A Case of Opsismodysplasia with a Novel INPPL1 Variant.

Abstract

Introduction: Opsismodysplasia is a rare autosomal recessive genetic skeletal disorder characterized by short stature, short limbs, small hands and feet, delayed bone age, severe platyspondyly, metaphyseal cupping, and facial dysmorphism. Opsismodysplasia is caused by biallelic variants in the INPPL1 gene. Only 38 patients with a confirmed molecular diagnosis have been reported so far.

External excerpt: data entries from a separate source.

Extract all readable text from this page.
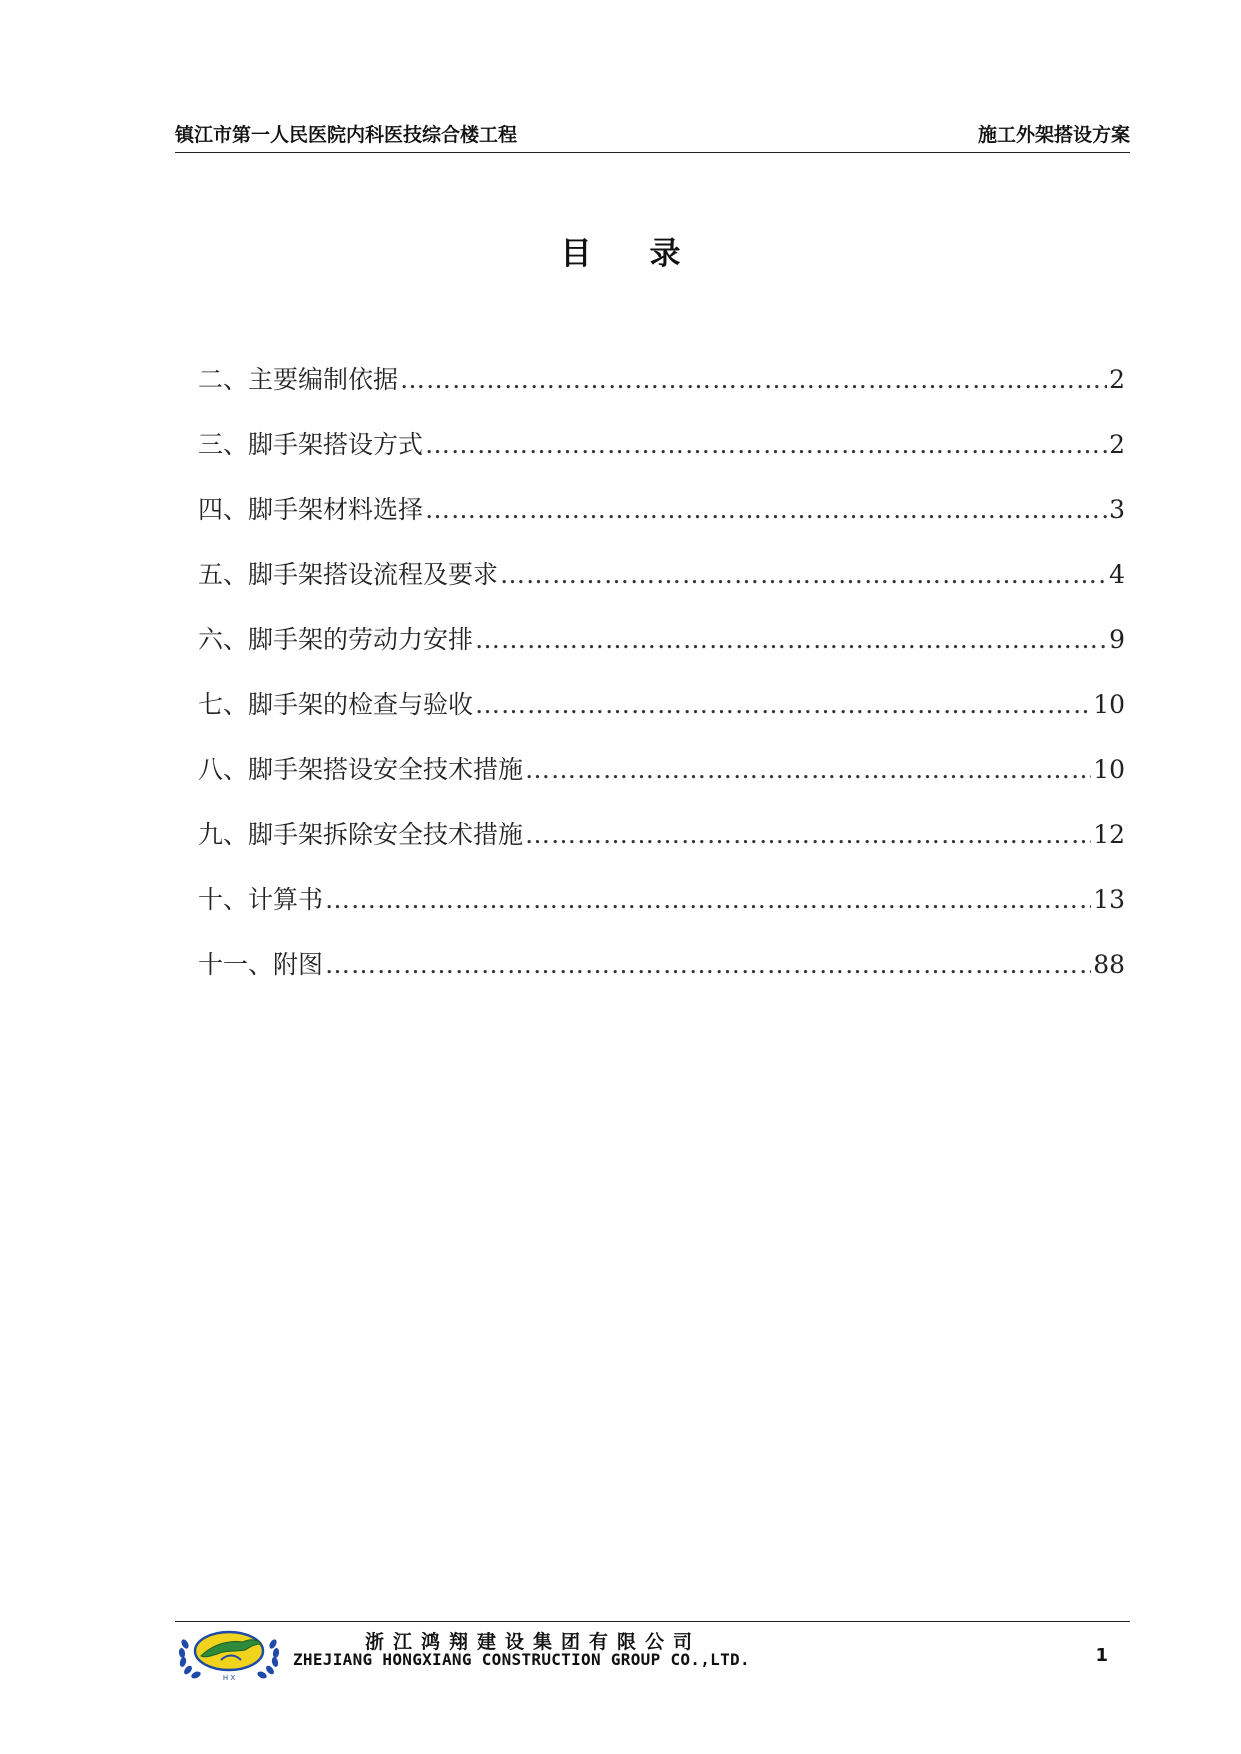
镇江市第一人民医院内科医技综合楼工程	施工外架搭设方案
目录
二、主要编制依据 …………………………………………………………………………………………………………………………………………………………	2
三、脚手架搭设方式 …………………………………………………………………………………………………………………………………………………………	2
四、脚手架材料选择 …………………………………………………………………………………………………………………………………………………………	3
五、脚手架搭设流程及要求 …………………………………………………………………………………………………………………………………………………………	4
六、脚手架的劳动力安排 …………………………………………………………………………………………………………………………………………………………	9
七、脚手架的检查与验收 …………………………………………………………………………………………………………………………………………………………	10
八、脚手架搭设安全技术措施 …………………………………………………………………………………………………………………………………………………………	10
九、脚手架拆除安全技术措施 …………………………………………………………………………………………………………………………………………………………	12
十、计算书 …………………………………………………………………………………………………………………………………………………………	13
十一、附图 …………………………………………………………………………………………………………………………………………………………	88
H X
浙江鸿翔建设集团有限公司
ZHEJIANG HONGXIANG CONSTRUCTION GROUP CO.,LTD.	1
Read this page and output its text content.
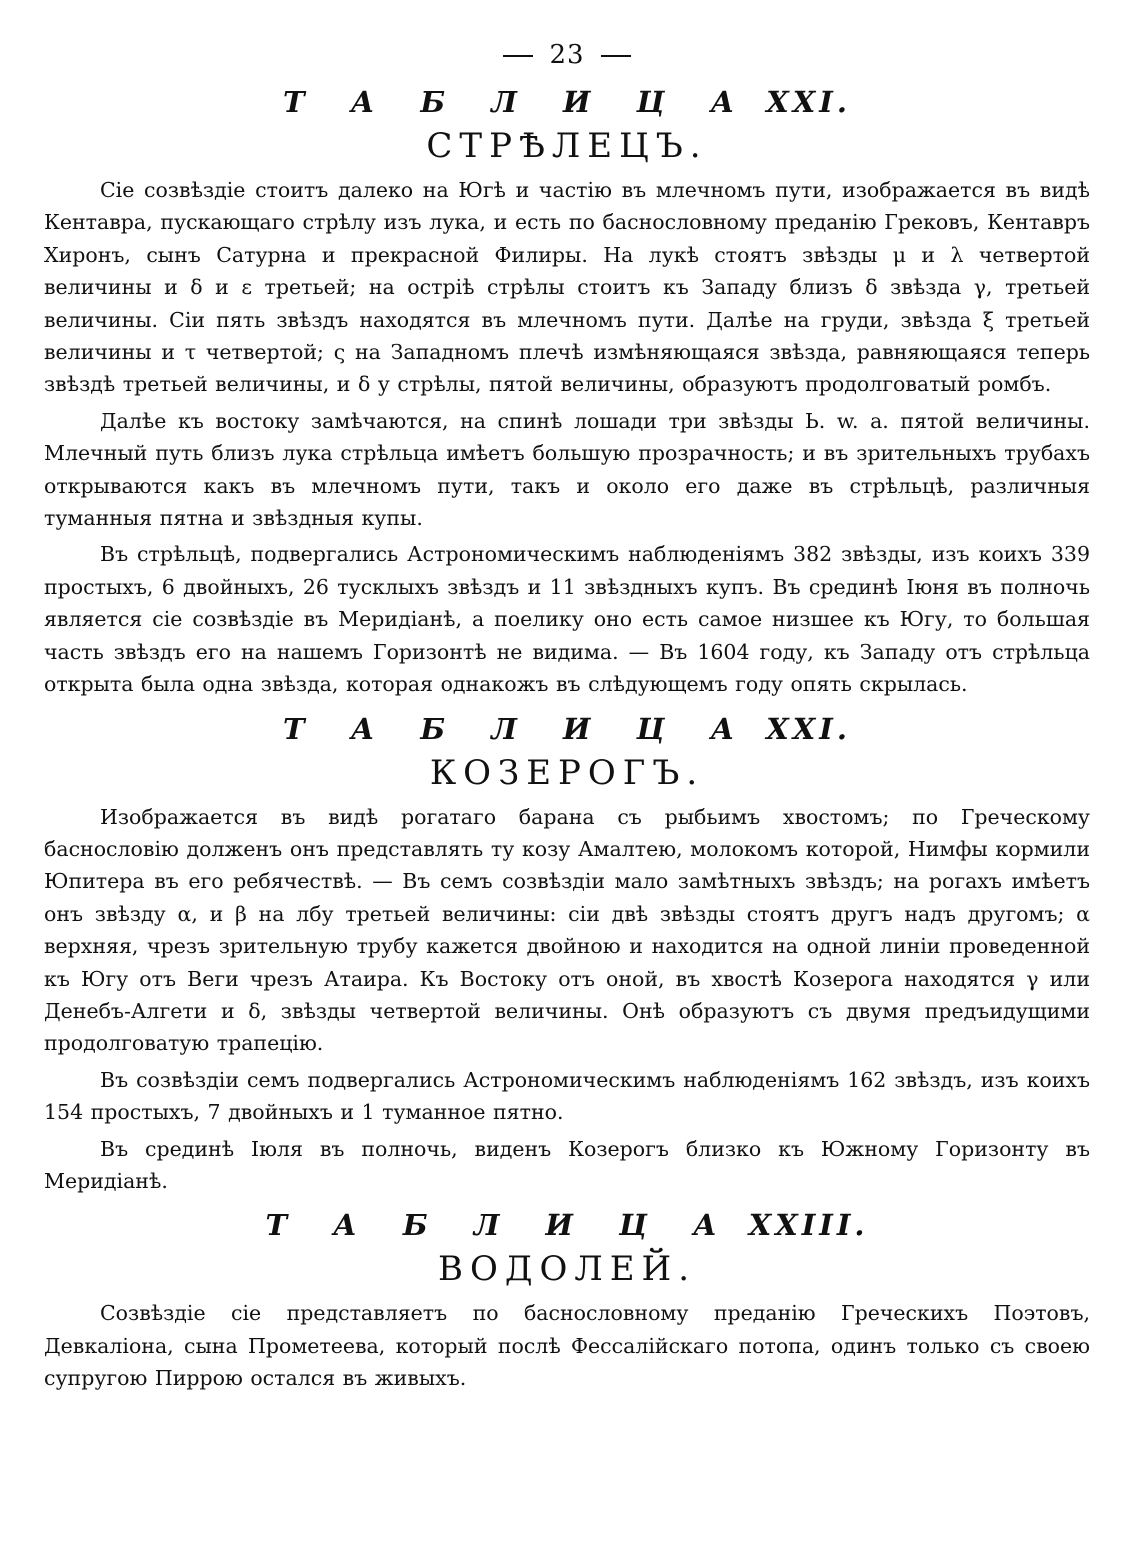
23
Т А Б Л И Ц А XXI.
СТРѢЛЕЦЪ.

Сіе созвѣздіе стоитъ далеко на Югѣ и частію въ млечномъ пути, изображается въ видѣ Кентавра, пускающаго стрѣлу изъ лука, и есть по баснословному преданію Грековъ, Кентавръ Хиронъ, сынъ Сатурна и прекрасной Филиры. На лукѣ стоятъ звѣзды μ и λ четвертой величины и δ и ε третьей; на острiѣ стрѣлы стоитъ къ Западу близъ δ звѣзда γ, третьей величины. Сіи пять звѣздъ находятся въ млечномъ пути. Далѣе на груди, звѣзда ξ третьей величины и τ четвертой; ς на Западномъ плечѣ измѣняющаяся звѣзда, равняющаяся теперь звѣздѣ третьей величины, и δ у стрѣлы, пятой величины, образуютъ продолговатый ромбъ.

Далѣе къ востоку замѣчаются, на спинѣ лошади три звѣзды Ь. w. a. пятой величины. Млечный путь близъ лука стрѣльца имѣетъ большую прозрачность; и въ зрительныхъ трубахъ открываются какъ въ млечномъ пути, такъ и около его даже въ стрѣльцѣ, различныя туманныя пятна и звѣздныя купы.

Въ стрѣльцѣ, подвергались Астрономическимъ наблюденіямъ 382 звѣзды, изъ коихъ 339 простыхъ, 6 двойныхъ, 26 тусклыхъ звѣздъ и 11 звѣздныхъ купъ. Въ срединѣ Іюня въ полночь является сіе созвѣздіе въ Меридіанѣ, а поелику оно есть самое низшее къ Югу, то большая часть звѣздъ его на нашемъ Горизонтѣ не видима. — Въ 1604 году, къ Западу отъ стрѣльца открыта была одна звѣзда, которая однакожъ въ слѣдующемъ году опять скрылась.

Т А Б Л И Ц А XXI.
КОЗЕРОГЪ.

Изображается въ видѣ рогатаго барана съ рыбьимъ хвостомъ; по Греческому баснословію долженъ онъ представлять ту козу Амалтею, молокомъ которой, Нимфы кормили Юпитера въ его ребячествѣ. — Въ семъ созвѣздіи мало замѣтныхъ звѣздъ; на рогахъ имѣетъ онъ звѣзду α, и β на лбу третьей величины: сіи двѣ звѣзды стоятъ другъ надъ другомъ; α верхняя, чрезъ зрительную трубу кажется двойною и находится на одной линіи проведенной къ Югу отъ Веги чрезъ Атаира. Къ Востоку отъ оной, въ хвостѣ Козерога находятся γ или Денебъ-Алгети и δ, звѣзды четвертой величины. Онѣ образуютъ съ двумя предъидущими продолговатую трапецію.

Въ созвѣздіи семъ подвергались Астрономическимъ наблюденіямъ 162 звѣздъ, изъ коихъ 154 простыхъ, 7 двойныхъ и 1 туманное пятно.

Въ срединѣ Іюля въ полночь, виденъ Козерогъ близко къ Южному Горизонту въ Меридіанѣ.

Т А Б Л И Ц А XXIII.
ВОДОЛЕЙ.

Созвѣздіе сіе представляетъ по баснословному преданію Греческихъ Поэтовъ, Девкаліона, сына Прометеева, который послѣ Фессалійскаго потопа, одинъ только съ своею супругою Пиррою остался въ живыхъ.
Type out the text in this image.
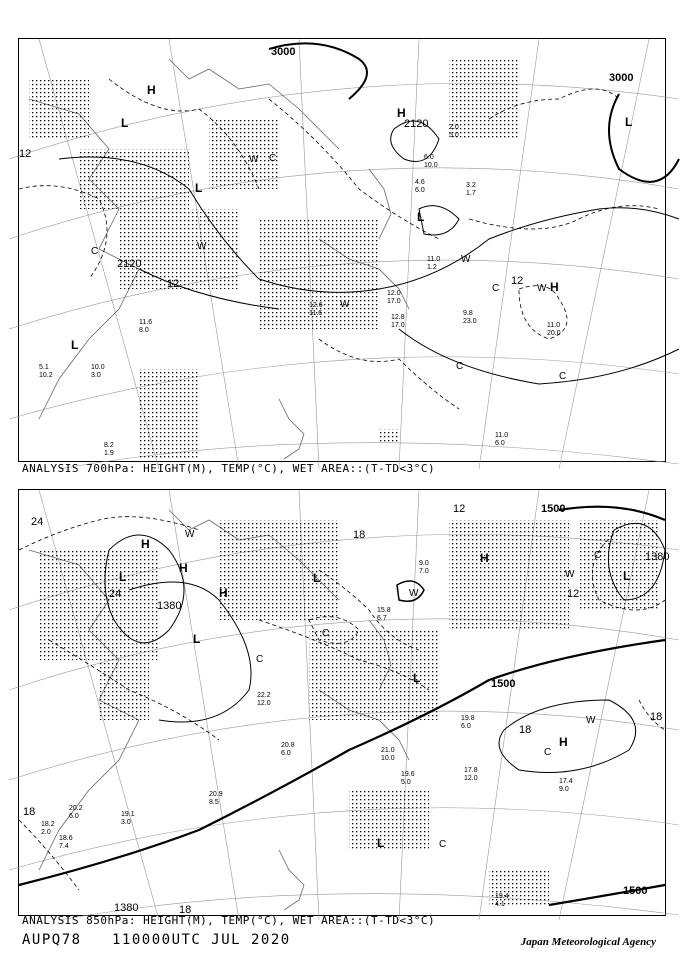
H
H
H
L
L
L
L
L
C
C
C
C
C
W
W
W
W
W
3000
3000
2120
2120
12
12	12
11.0
20.0
9.8
23.0
11.0
6.0
12.0
17.0
10.0
3.0
8.2
1.9
11.6
8.0
5.1
10.2
2.0
5.0
6.0
10.0
12.6
11.6
12.8
17.0
11.0
1.2
3.2
1.7
4.6
6.0
ANALYSIS 700hPa: HEIGHT(M), TEMP(°C), WET AREA::(T-TD<3°C)
H
H
H
H
H
L
L
L
L
L
L
C
C
C
C
C
W
W
W
W
1500
1500
1500
1380
1380
1380
24
24
18
18
18
18
18
12
12
19.4
4.1
17.4
9.0
17.8
12.0
21.0
10.0
19.6
5.0
20.8
6.0
19.8
6.0
22.2
12.0
20.9
8.5
20.2
6.0
18.2
2.0
19.1
3.0
18.6
7.4
15.8
6.7
9.0
7.0
ANALYSIS 850hPa: HEIGHT(M), TEMP(°C), WET AREA::(T-TD<3°C)
AUPQ78 110000UTC JUL 2020	Japan Meteorological Agency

Case presentation: We present a 9-month-old male patient who was referred to our clinic with a suspicion of mucopolysaccharidoses due to facial features and radiographic findings, but urine glycosaminoglycans were within normal ranges. Audiologic and ophthalmologic assessments, transfontanelle ultrasound, and echocardiography were all normal. A renal cortical cyst with a diameter of 33 × 28 mm was detected in abdominal ultrasound. He had dysmorphic findings including relative macrocephaly, midface hypoplasia, depressed nasal bridge, anteverted nostrils, long philtrum, small hands and feet, and brachydactyly. His length was 63 cm (-3.7 SD) and his arm span was 58 cm. Delayed bone age, short metacarpals and phalanges, wide and irregular metaphysis, platyspondyly, anterior beaking of the vertebrae, T12 vertebral hypoplasia, and acetabular dysplasia were noted on X-rays. Exome sequencing revealed a novel homozygous c.147C>G (p.Ser49Arg) variant in INPLL1.

Conclusion: Opsismodysplasia is an extremely rare skeletal disorder, and with this case, we further expand the clinical and molecular spectrum of opsismodysplasia.